Citizen-Driven Innovation

Read this guidebook, which explores smart cities through a lens that promotes citizens as the driving force of urban innovation. It presents different models of smart cities that show how citizen-centric methods can mobilize resources to respond innovatively to challenges in governance. The living lab approach encourages agile development and the rapid prototyping of ideas in a decentralized and user-centric manner. How can mayors and public administrators create partnerships that drive value in their communities through citizen-driven innovation? How can sustainability be integrated into municipal strategies and solutions? How can city leaders join forces to learn and network globally?
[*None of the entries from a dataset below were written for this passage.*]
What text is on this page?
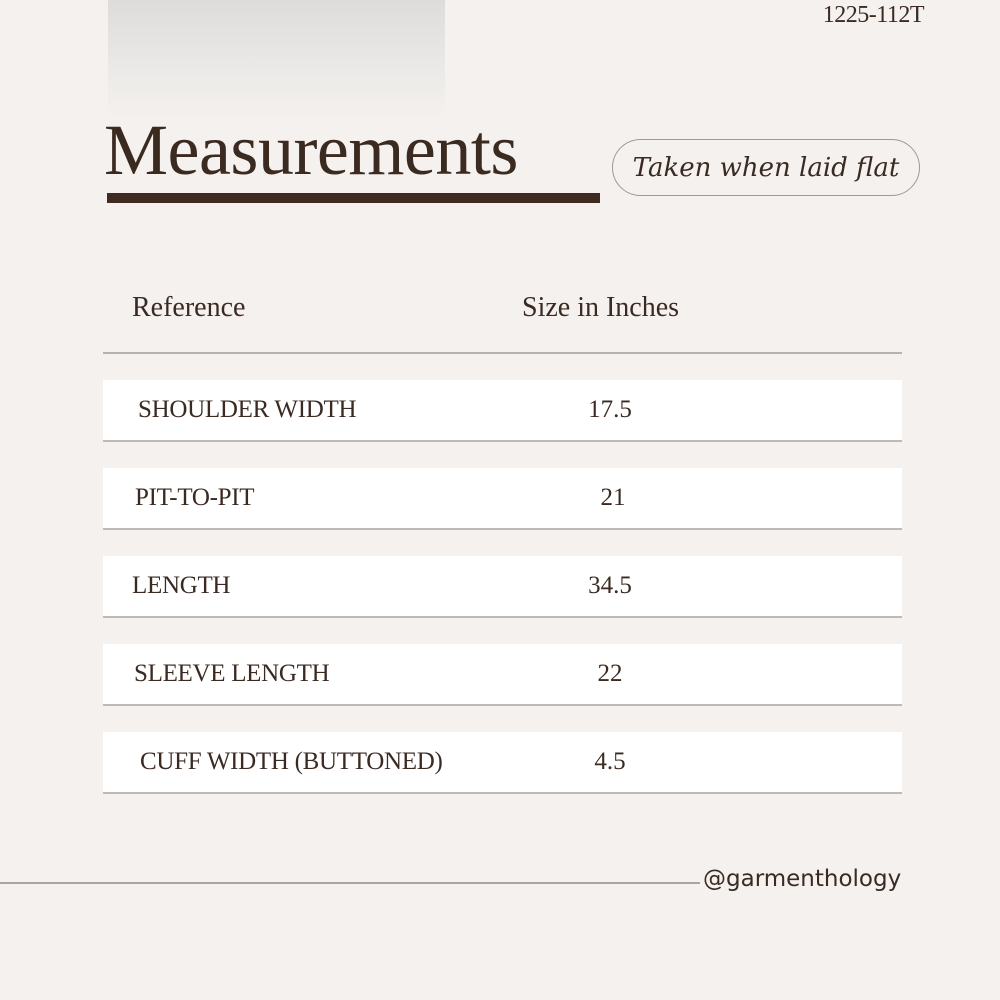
1225-112T
Measurements	Taken when laid flat
Reference	Size in Inches
SHOULDER WIDTH	17.5
PIT-TO-PIT	21
LENGTH	34.5
SLEEVE LENGTH	22
CUFF WIDTH (BUTTONED)	4.5
@garmenthology
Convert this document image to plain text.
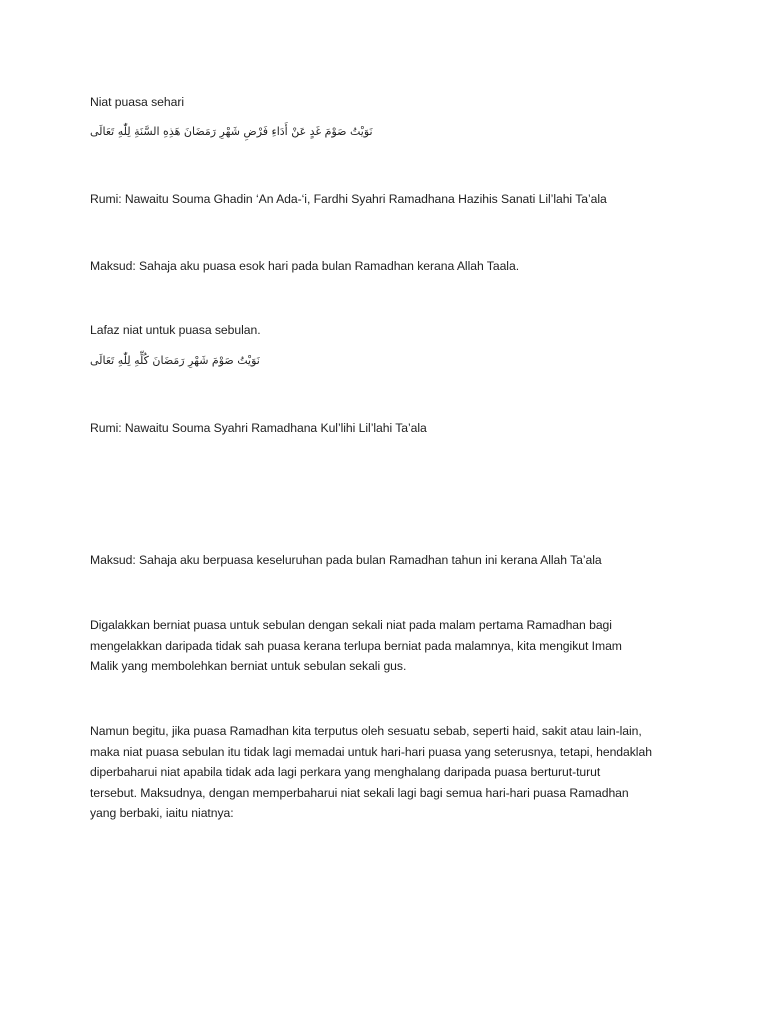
Niat puasa sehari
نَوَيْتُ صَوْمَ غَدٍ عَنْ أَدَاءِ فَرْضِ شَهْرِ رَمَضَانَ هَذِهِ السَّنَةِ لِلّٰهِ تَعَالَى
Rumi: Nawaitu Souma Ghadin ‘An Ada-‘i, Fardhi Syahri Ramadhana Hazihis Sanati Lil’lahi Ta’ala
Maksud: Sahaja aku puasa esok hari pada bulan Ramadhan kerana Allah Taala.
Lafaz niat untuk puasa sebulan.
نَوَيْتُ صَوْمَ شَهْرِ رَمَضَانَ كُلِّهِ لِلّٰهِ تَعَالَى
Rumi: Nawaitu Souma Syahri Ramadhana Kul’lihi Lil’lahi Ta’ala
Maksud: Sahaja aku berpuasa keseluruhan pada bulan Ramadhan tahun ini kerana Allah Ta’ala
Digalakkan berniat puasa untuk sebulan dengan sekali niat pada malam pertama Ramadhan bagi
mengelakkan daripada tidak sah puasa kerana terlupa berniat pada malamnya, kita mengikut Imam
Malik yang membolehkan berniat untuk sebulan sekali gus.
Namun begitu, jika puasa Ramadhan kita terputus oleh sesuatu sebab, seperti haid, sakit atau lain-lain,
maka niat puasa sebulan itu tidak lagi memadai untuk hari-hari puasa yang seterusnya, tetapi, hendaklah
diperbaharui niat apabila tidak ada lagi perkara yang menghalang daripada puasa berturut-turut
tersebut. Maksudnya, dengan memperbaharui niat sekali lagi bagi semua hari-hari puasa Ramadhan
yang berbaki, iaitu niatnya:
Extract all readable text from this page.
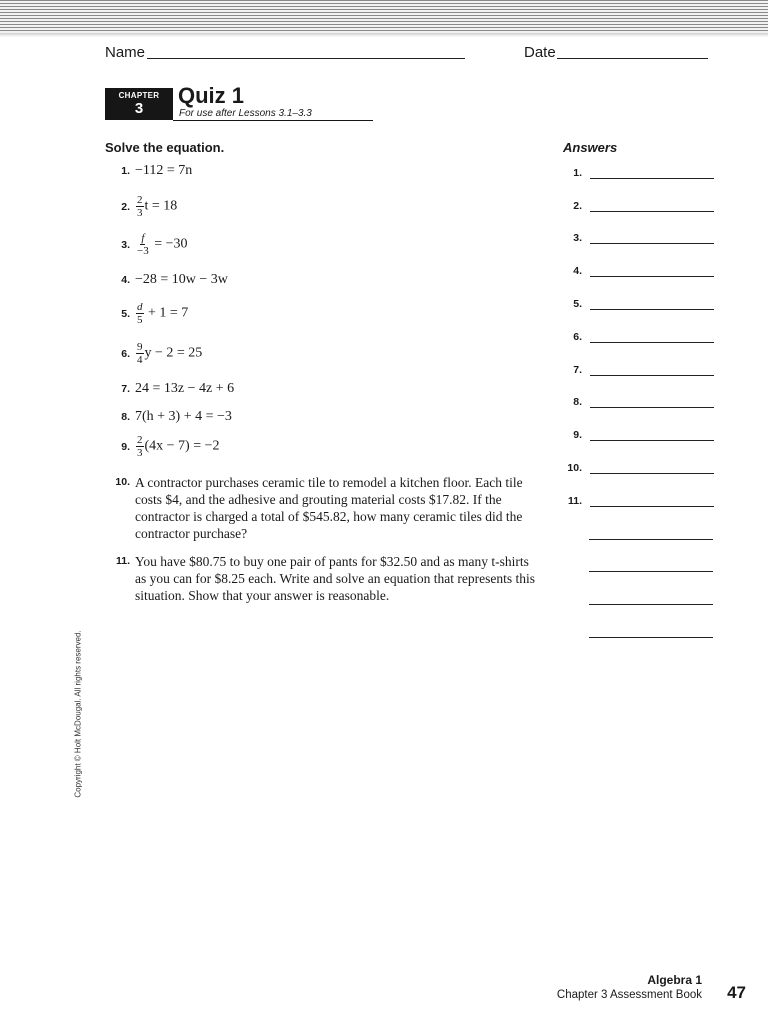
Name	Date
CHAPTER
3
Quiz 1
For use after Lessons 3.1–3.3
Solve the equation.	Answers
1. −112 = 7n
2. $\frac{2}{3}$ t = 18
3. $\frac{f}{-3} = -30$
4. −28 = 10w − 3w
5. $\frac{d}{5} + 1 = 7$
6. $\frac{9}{4}$ y − 2 = 25
7. 24 = 13z − 4z + 6
8. 7(h + 3) + 4 = −3
9. $\frac{2}{3} (4x - 7) = -2$
10. A contractor purchases ceramic tile to remodel a kitchen floor. Each tile costs $4, and the adhesive and grouting material costs $17.82. If the contractor is charged a total of $545.82, how many ceramic tiles did the contractor purchase?
11. You have $80.75 to buy one pair of pants for $32.50 and as many t-shirts as you can for $8.25 each. Write and solve an equation that represents this situation. Show that your answer is reasonable.
1.
2.
3.
4.
5.
6.
7.
8.
9.
10.
11.
Copyright © Holt McDougal. All rights reserved.
Algebra 1
Chapter 3 Assessment Book 47
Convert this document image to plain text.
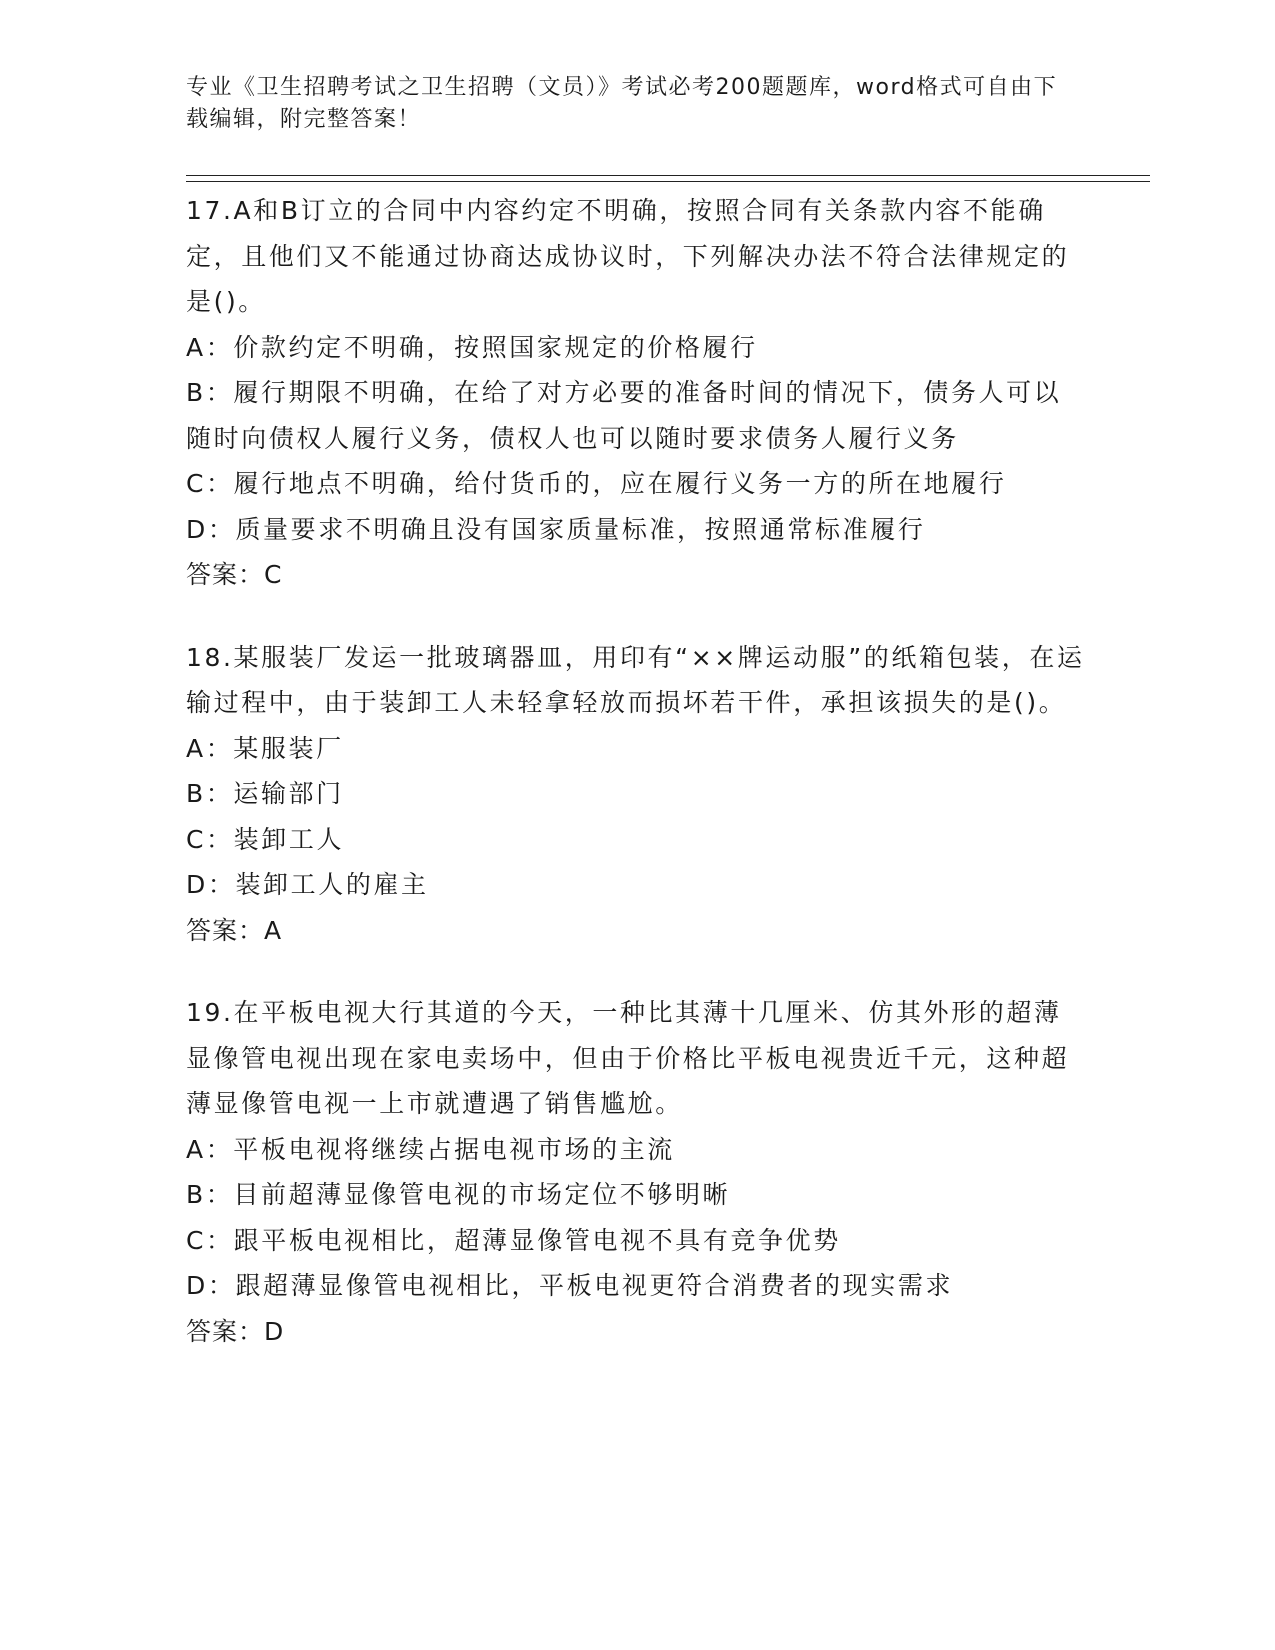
专业《卫生招聘考试之卫生招聘（文员）》考试必考200题题库，word格式可自由下载编辑，附完整答案！

17.A和B订立的合同中内容约定不明确，按照合同有关条款内容不能确定，且他们又不能通过协商达成协议时，下列解决办法不符合法律规定的是()。

A：价款约定不明确，按照国家规定的价格履行

B：履行期限不明确，在给了对方必要的准备时间的情况下，债务人可以随时向债权人履行义务，债权人也可以随时要求债务人履行义务

C：履行地点不明确，给付货币的，应在履行义务一方的所在地履行

D：质量要求不明确且没有国家质量标准，按照通常标准履行

答案：C

18.某服装厂发运一批玻璃器皿，用印有“××牌运动服”的纸箱包装，在运输过程中，由于装卸工人未轻拿轻放而损坏若干件，承担该损失的是()。

A：某服装厂

B：运输部门

C：装卸工人

D：装卸工人的雇主

答案：A

19.在平板电视大行其道的今天，一种比其薄十几厘米、仿其外形的超薄显像管电视出现在家电卖场中，但由于价格比平板电视贵近千元，这种超薄显像管电视一上市就遭遇了销售尴尬。

A：平板电视将继续占据电视市场的主流

B：目前超薄显像管电视的市场定位不够明晰

C：跟平板电视相比，超薄显像管电视不具有竞争优势

D：跟超薄显像管电视相比，平板电视更符合消费者的现实需求

答案：D
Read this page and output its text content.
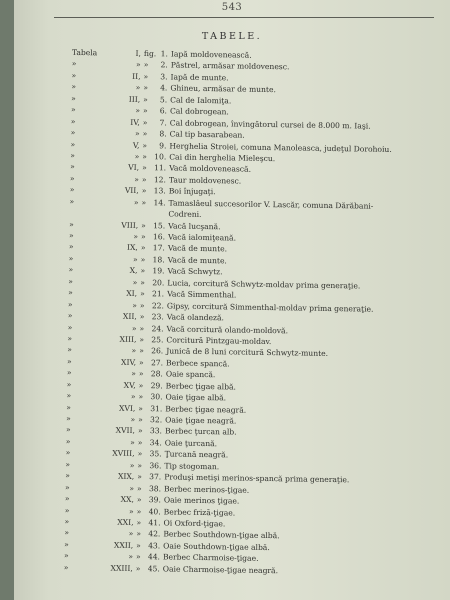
543
TABELE.
Tabela	I, fig. 1. Iapă moldovenească.
»	» »	2. Păstrel, armăsar moldovenesc.
»	II, »	3. Iapă de munte.
»	» »	4. Ghineu, armăsar de munte.
»	III, »	5. Cal de Ialomiţa.
»	» »	6. Cal dobrogean.
»	IV, »	7. Cal dobrogean, învingătorul cursei de 8.000 m. Iaşi.
»	» »	8. Cal tip basarabean.
»	V, »	9. Herghelia Stroiei, comuna Manoleasca, judeţul Dorohoiu.
»	» » 10. Cai din herghelia Mieleşcu.
»	VI, » 11. Vacă moldovenească.
»	» » 12. Taur moldovenesc.
»	VII, » 13. Boi înjugaţi.
»	» » 14. Tamaslâeul succesorilor V. Lascăr, comuna Dărăbani-
Codreni.
»	VIII, » 15. Vacă lucşană.
»	» » 16. Vacă ialomiţeană.
»	IX, » 17. Vacă de munte.
»	» » 18. Vacă de munte.
»	X, » 19. Vacă Schwytz.
»	» » 20. Lucia, corcitură Schwytz-moldav prima generaţie.
»	XI, » 21. Vacă Simmenthal.
»	» » 22. Gipsy, corcitură Simmenthal-moldav prima generaţie.
»	XII, » 23. Vacă olandeză.
»	» » 24. Vacă corcitură olando-moldovă.
»	XIII, » 25. Corcitură Pintzgau-moldav.
»	» » 26. Junică de 8 luni corcitură Schwytz-munte.
»	XIV, » 27. Berbece spancă.
»	» » 28. Oaie spancă.
»	XV, » 29. Berbec ţigae albă.
»	» » 30. Oaie ţigae albă.
»	XVI, » 31. Berbec ţigae neagră.
»	» » 32. Oaie ţigae neagră.
»	XVII, » 33. Berbec ţurcan alb.
»	» » 34. Oaie ţurcană.
»	XVIII, » 35. Ţurcană neagră.
»	» » 36. Tip stogoman.
»	XIX, » 37. Produşi metişi merinos-spancă prima generaţie.
»	» » 38. Berbec merinos-ţigae.
»	XX, » 39. Oaie merinos ţigae.
»	» » 40. Berbec frizā-ţigae.
»	XXI, » 41. Oi Oxford-ţigae.
»	» » 42. Berbec Southdown-ţigae albă.
»	XXII, » 43. Oaie Southdown-ţigae albă.
»	» » 44. Berbec Charmoise-ţigae.
»	XXIII, » 45. Oaie Charmoise-ţigae neagră.
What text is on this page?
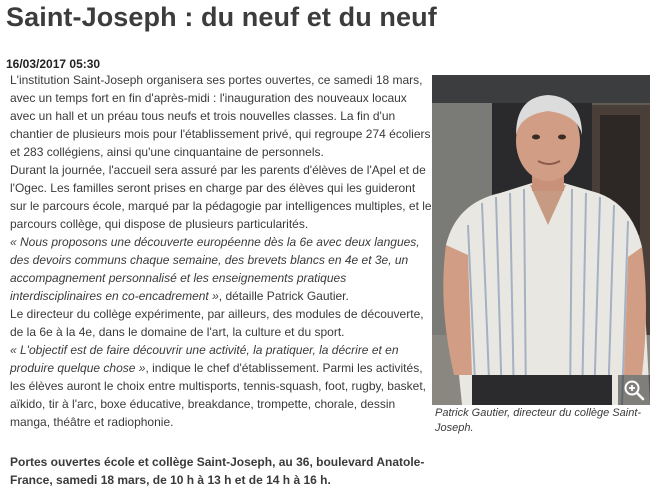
Saint-Joseph : du neuf et du neuf
16/03/2017 05:30

L'institution Saint-Joseph organisera ses portes ouvertes, ce samedi 18 mars, avec un temps fort en fin d'après-midi : l'inauguration des nouveaux locaux avec un hall et un préau tous neufs et trois nouvelles classes. La fin d'un chantier de plusieurs mois pour l'établissement privé, qui regroupe 274 écoliers et 283 collégiens, ainsi qu'une cinquantaine de personnels.

Durant la journée, l'accueil sera assuré par les parents d'élèves de l'Apel et de l'Ogec. Les familles seront prises en charge par des élèves qui les guideront sur le parcours école, marqué par la pédagogie par intelligences multiples, et le parcours collège, qui dispose de plusieurs particularités.

« Nous proposons une découverte européenne dès la 6e avec deux langues, des devoirs communs chaque semaine, des brevets blancs en 4e et 3e, un accompagnement personnalisé et les enseignements pratiques interdisciplinaires en co-encadrement », détaille Patrick Gautier.

Le directeur du collège expérimente, par ailleurs, des modules de découverte, de la 6e à la 4e, dans le domaine de l'art, la culture et du sport.

« L'objectif est de faire découvrir une activité, la pratiquer, la décrire et en produire quelque chose », indique le chef d'établissement. Parmi les activités, les élèves auront le choix entre multisports, tennis-squash, foot, rugby, basket, aïkido, tir à l'arc, boxe éducative, breakdance, trompette, chorale, dessin manga, théâtre et radiophonie.

Portes ouvertes école et collège Saint-Joseph, au 36, boulevard Anatole-France, samedi 18 mars, de 10 h à 13 h et de 14 h à 16 h.
Patrick Gautier, directeur du collège Saint-Joseph.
Co-designing Solutions - Chapter 3

5. Go Official

As your project evolves, you will be able to look into the future and plan future steps with greater clarity. It is important to set agreed objectives and milestones so that you can have checkpoints where together you can assess progress with respect to the original objective and carry out any necessary changes of direction or partnership. It is important to have a view of when to expect different levels of maturity, so that people can focus their expectations and have a better understanding of the role and value of intermediate results.

At some point, especially as regards the internal administration procedures, you need to 'go official' and make the adoption of the new city service a formal part of the city protocol. This will probably require specific acts of the Mayor's office or the City Council, but it is also a good opportunity to give full public visibility not only to the new service but also to the citizen-driven process that has designed and developed it. It is also an appropriate moment to relate this achievement with the broader vision and strategy for citizen-driven innovation.

Of course going official doesn't at all mean that you've finished; it is only an important milestone in service development. Adequate planning, if it is sufficiently open and flexible, allows you to pace the next steps of the co-design process over the longer term, maintaining the multi-stakeholder partnership and consolidating the capital of trust and engagement. These aspects will be fundamental to guarantee the long-term sustainability of the new city service, since citizen-driven innovation needs to become not just an episode of co-design but an integral part of a new way of running your city. 

Checklist for Co-designing Solutions

Have you...

  • Discovered at least one already funded initiative that can gain a new direction through co-design?
  • Opened up at least five datasets from different departments to support the co-design process?
  • Held a press conference with your innovation partnership to show results and commit to follow up?
  • Identified the appropriate administrative departments to involve in service implementation?
  • Issued the necessary directives to incorporate the new service in the city's standard procedures?